Although there are no specific studies in the literature looking at audiological differences as a function of CPAP treatment adherence, numerous studies have shown that consistent CPAP use is critical for improving a range of clinical outcomes, including cognitive function, cardiovascular health and stroke risk [
37,
38]. Our findings extend this understanding and suggest that treatment adherence may also play a role in maintaining or improving cochlear function in patients with OSA.
These findings may suggest that consistent CPAP therapy could contribute to attenuating cochlear damage in OSA, potentially by improving oxygenation and reducing oxidative stress—mechanisms thought to play a role in the pathogenesis of cochlear injury under hypoxic conditions. The absence of improvement in individuals who did not adhere to therapy may indicate that treatment compliance is an important factor in the preservation of inner ear function.
Obstructive sleep apnoea (OSA) is a disorder that affects multiple organs and organ systems. Over the past few decades, increasing attention has been paid to its impact on the development of cardiovascular and cerebrovascular diseases, metabolic, gastrointestinal, and urinary disorders, as well as its effects on cognitive function. In their study, Sircu et al. highlighted the role of OSA in the aetiopathogenesis of various diseases and demonstrated the beneficial effects of continuous positive airway pressure (CPAP) therapy in affected patients. Early diagnosis, together with timely and appropriate treatment, may reduce the incidence of OSA-related comorbidities and decrease the risk of disease-related complications.

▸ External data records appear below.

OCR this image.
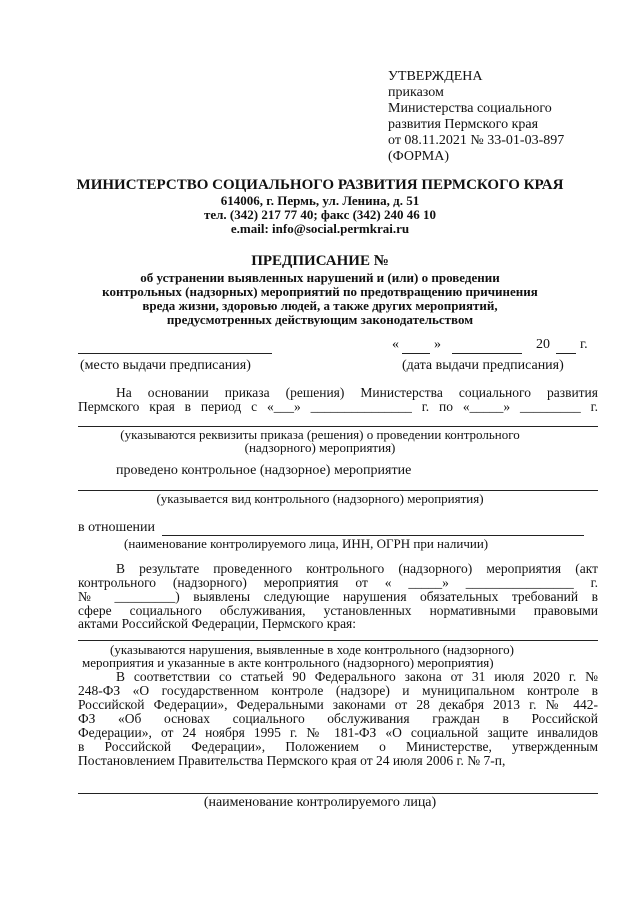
УТВЕРЖДЕНА
приказом
Министерства социального
развития Пермского края
от 08.11.2021 № 33-01-03-897
(ФОРМА)
МИНИСТЕРСТВО СОЦИАЛЬНОГО РАЗВИТИЯ ПЕРМСКОГО КРАЯ
614006, г. Пермь, ул. Ленина, д. 51
тел. (342) 217 77 40; факс (342) 240 46 10
e.mail: info@social.permkrai.ru
ПРЕДПИСАНИЕ №
об устранении выявленных нарушений и (или) о проведении
контрольных (надзорных) мероприятий по предотвращению причинения
вреда жизни, здоровью людей, а также других мероприятий,
предусмотренных действующим законодательством
«	»	20 г.
(место выдачи предписания)	(дата выдачи предписания)
На основании приказа (решения) Министерства социального развития
Пермского края в период с «___» _______________ г. по «_____» _________ г.
(указываются реквизиты приказа (решения) о проведении контрольного
(надзорного) мероприятия)
проведено контрольное (надзорное) мероприятие
(указывается вид контрольного (надзорного) мероприятия)
в отношении
(наименование контролируемого лица, ИНН, ОГРН при наличии)
В результате проведенного контрольного (надзорного) мероприятия (акт
контрольного (надзорного) мероприятия от « _____» ________________ г.
№ _________) выявлены следующие нарушения обязательных требований в
сфере социального обслуживания, установленных нормативными правовыми
актами Российской Федерации, Пермского края:
(указываются нарушения, выявленные в ходе контрольного (надзорного)
мероприятия и указанные в акте контрольного (надзорного) мероприятия)
В соответствии со статьей 90 Федерального закона от 31 июля 2020 г. №
248-ФЗ «О государственном контроле (надзоре) и муниципальном контроле в
Российской Федерации», Федеральными законами от 28 декабря 2013 г. № 442-
ФЗ «Об основах социального обслуживания граждан в Российской
Федерации», от 24 ноября 1995 г. № 181-ФЗ «О социальной защите инвалидов
в Российской Федерации», Положением о Министерстве, утвержденным
Постановлением Правительства Пермского края от 24 июля 2006 г. № 7-п,
(наименование контролируемого лица)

Limitations of the study include the relatively short follow-up period of six months and the limited sample size, particularly in the non-adherent group. Although the lack of a healthy control group limits causal interpretation, the within-subject design minimises interindividual variability and enhances sensitivity to treatment-related effects. Future studies should aim to include longitudinal observation of untreated mild OSA cases or delayed-treatment cohorts, as ethically acceptable, and expand to multicentre settings to reinforce causal inference.